Embedding Visualization Reveals a Unified Representation Space: The embedding weight distribution in Figure 3 clearly shows how BPE tokens bridge the representation gap between visual and textual tokens, providing a valuable window into how discrete token-based methods function.

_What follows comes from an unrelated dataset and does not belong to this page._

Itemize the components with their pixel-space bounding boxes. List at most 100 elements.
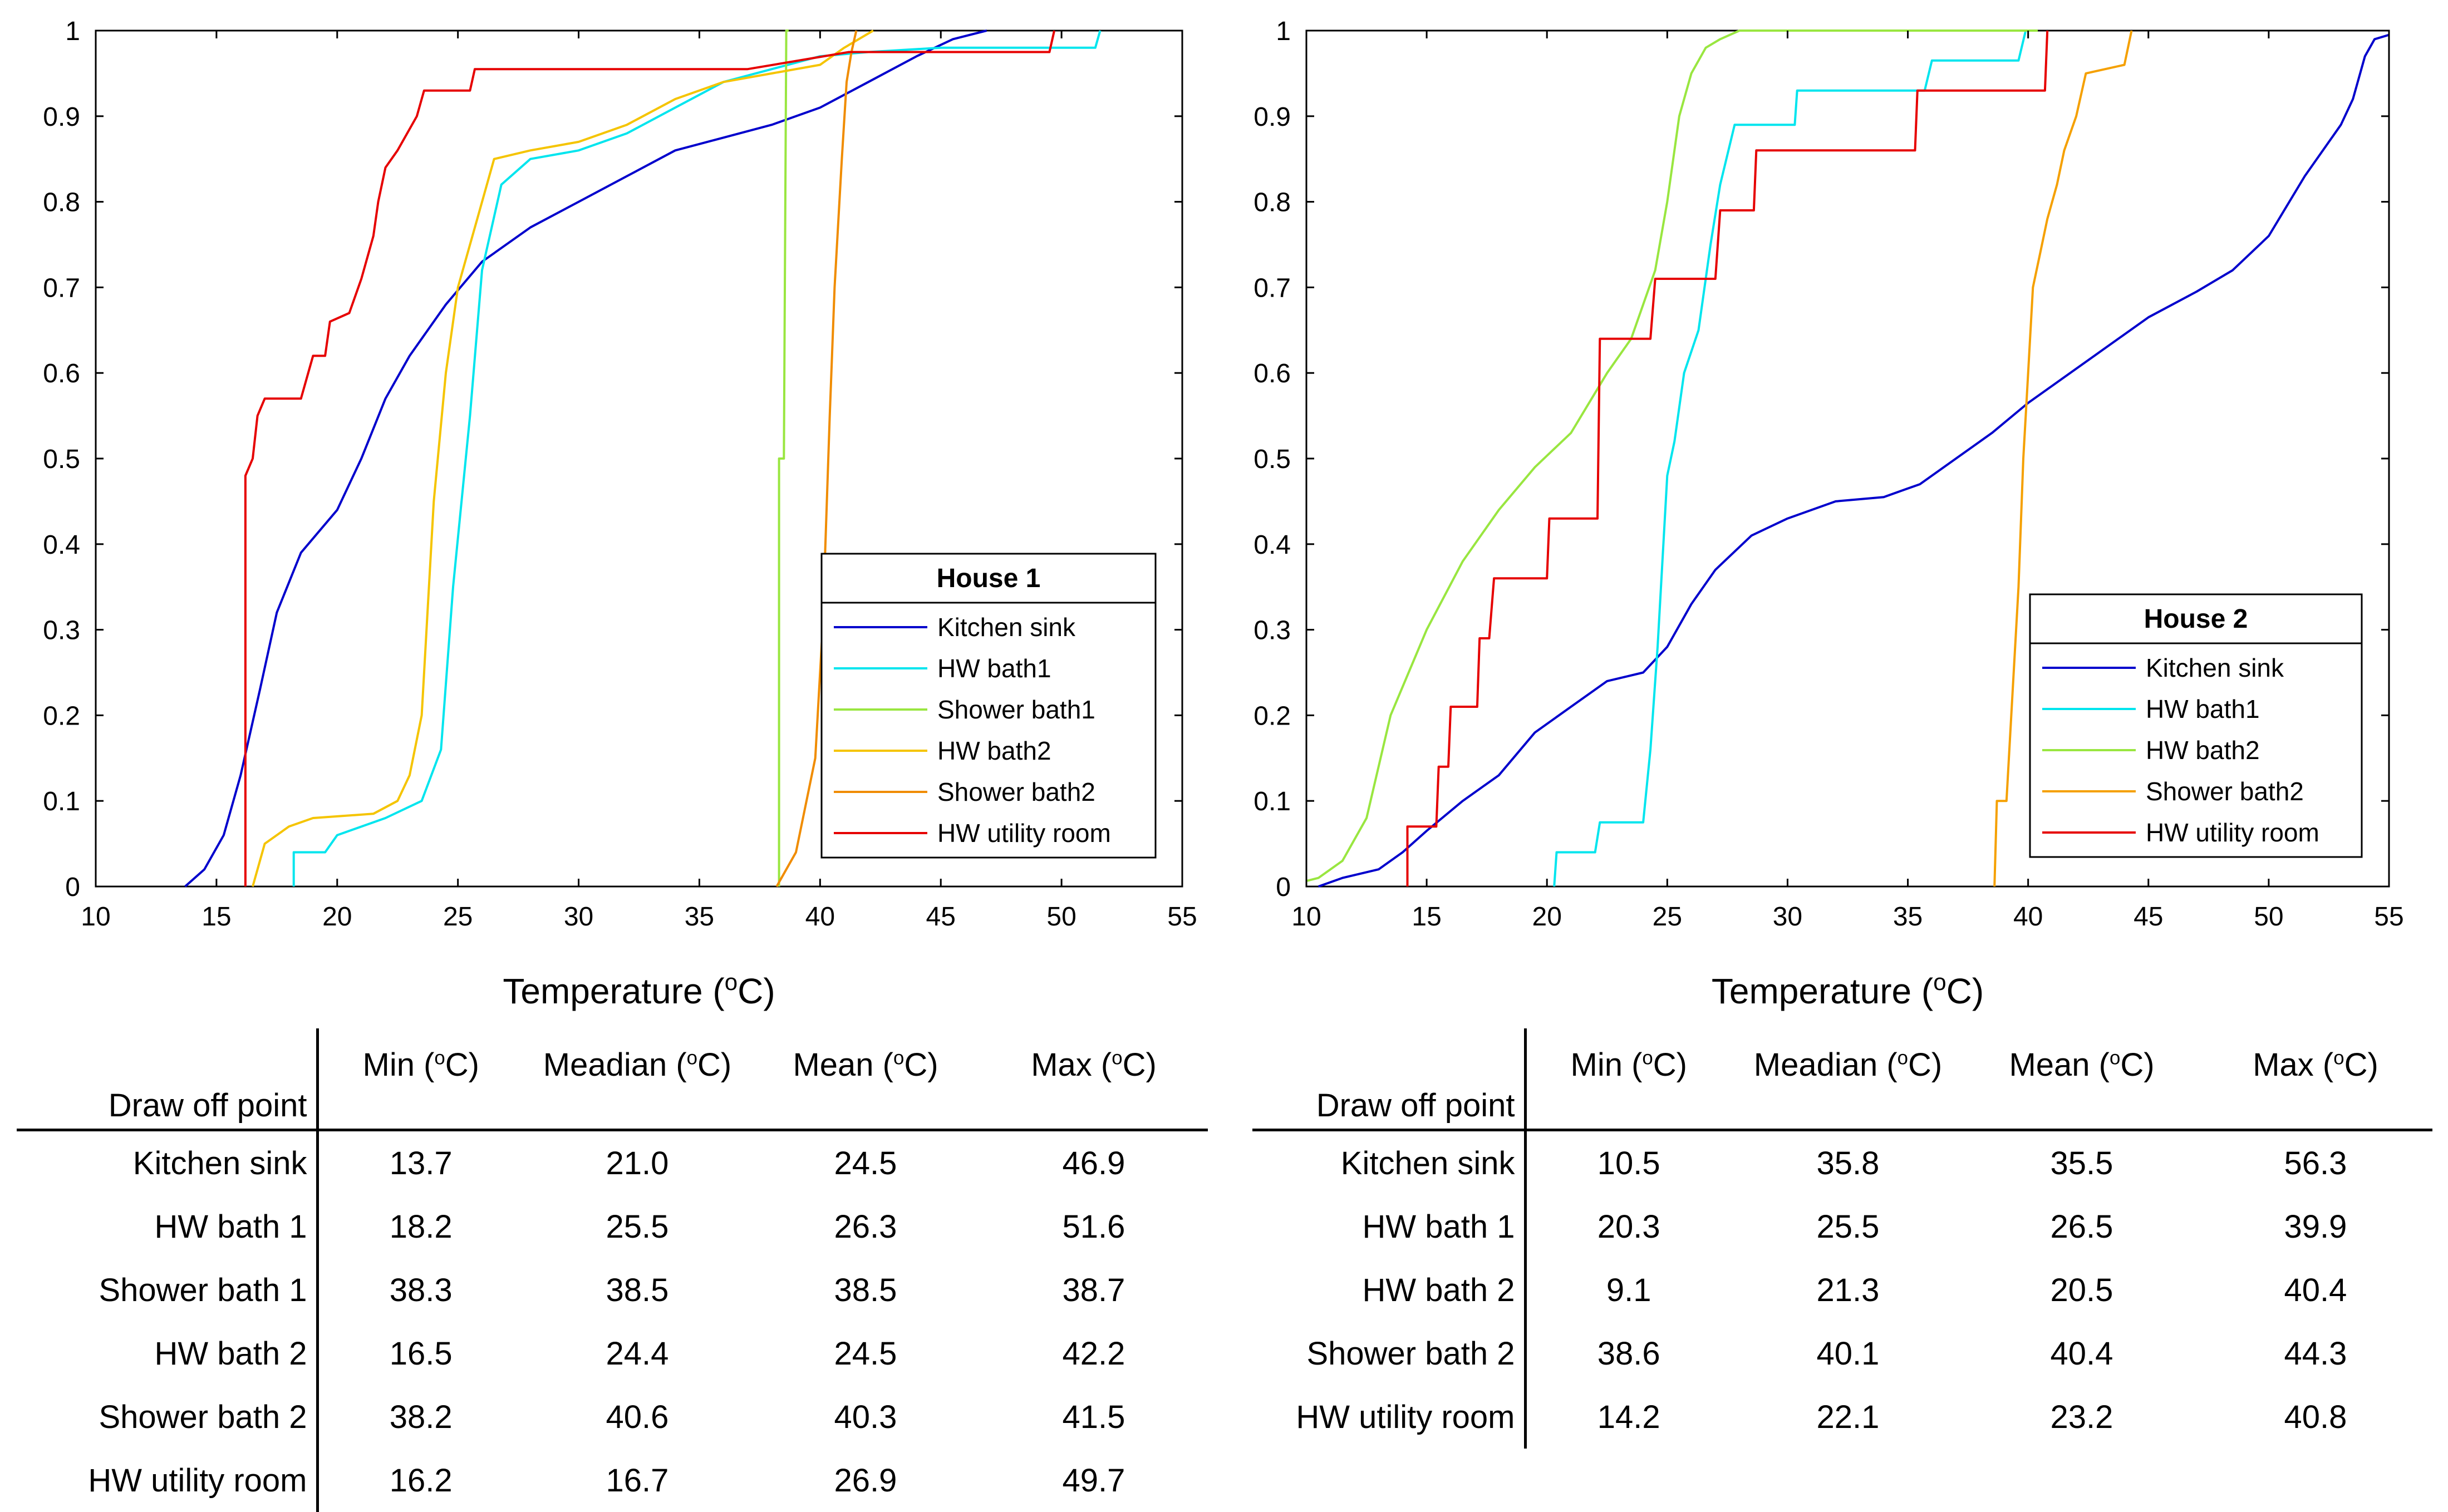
legend-entry: HW bath2 (2146, 736, 2260, 765)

Limitations & Future Work¶

Limited to the 8B Model Scale: Due to computing resource constraints, the method has not been validated on larger models. Scaling analysis hints that larger vocabularies combined with more data could yield further improvements.
Restricted to Understanding Tasks: Although discrete tokens naturally support generative tasks (such as generating visual tokens in the same manner as text tokens), image generation is not covered in this paper.
VQ-GAN acts as a Bottleneck: Vocabulary construction heavily relies on the quantization quality of the VQ-GAN. If the VQ-GAN codebook quality is low, subsequent BPE processes cannot easily compensate.
Underutilized 16K Vocabulary: Embedding visualizations show that a significant portion of BPE tokens are not activated, suggesting that current data scales are insufficient to support larger vocabularies.

vs. Being-VL-0: The predecessor established the theoretical framework for visual BPE but relied on simple frequency encoding. This paper introduces spatial consistency, curriculum training, and progressive unfreezing, boosting MMBench performance from 44.0 to 71.8 (+27.8).
vs. Chameleon: Chameleon uses simple VQ tokens without BPE, achieving only 56.2 on VQAv2 compared to our 80.2—a substantial performance gap. The structured tokenization of BPE is the key differentiator.
vs. LLaVA-1.5: This continuous embedding method scores 78.5 on VQAv2 versus our 80.2, showing that our method has slightly outperformed it. This proves that discrete token solutions, when fully optimized, can robustly compete with continuous counterparts.

Rating¶

Novelty: ⭐⭐⭐⭐ The visual BPE direction itself builds on prior work, but the priority-guided encoding and training strategies are novel contributions.
Experimental Thoroughness: ⭐⭐⭐⭐ Evaluation spans multiple benchmarks alongside detailed ablations and visualization analyses, though generative task validation is absent.
Writing Quality: ⭐⭐⭐⭐ Structurally clear with a natural transition from theory to practice.
Value: ⭐⭐⭐⭐ Demonstrates the viability of the discrete token paradigm, providing a practical pathway for unified multimodal representations.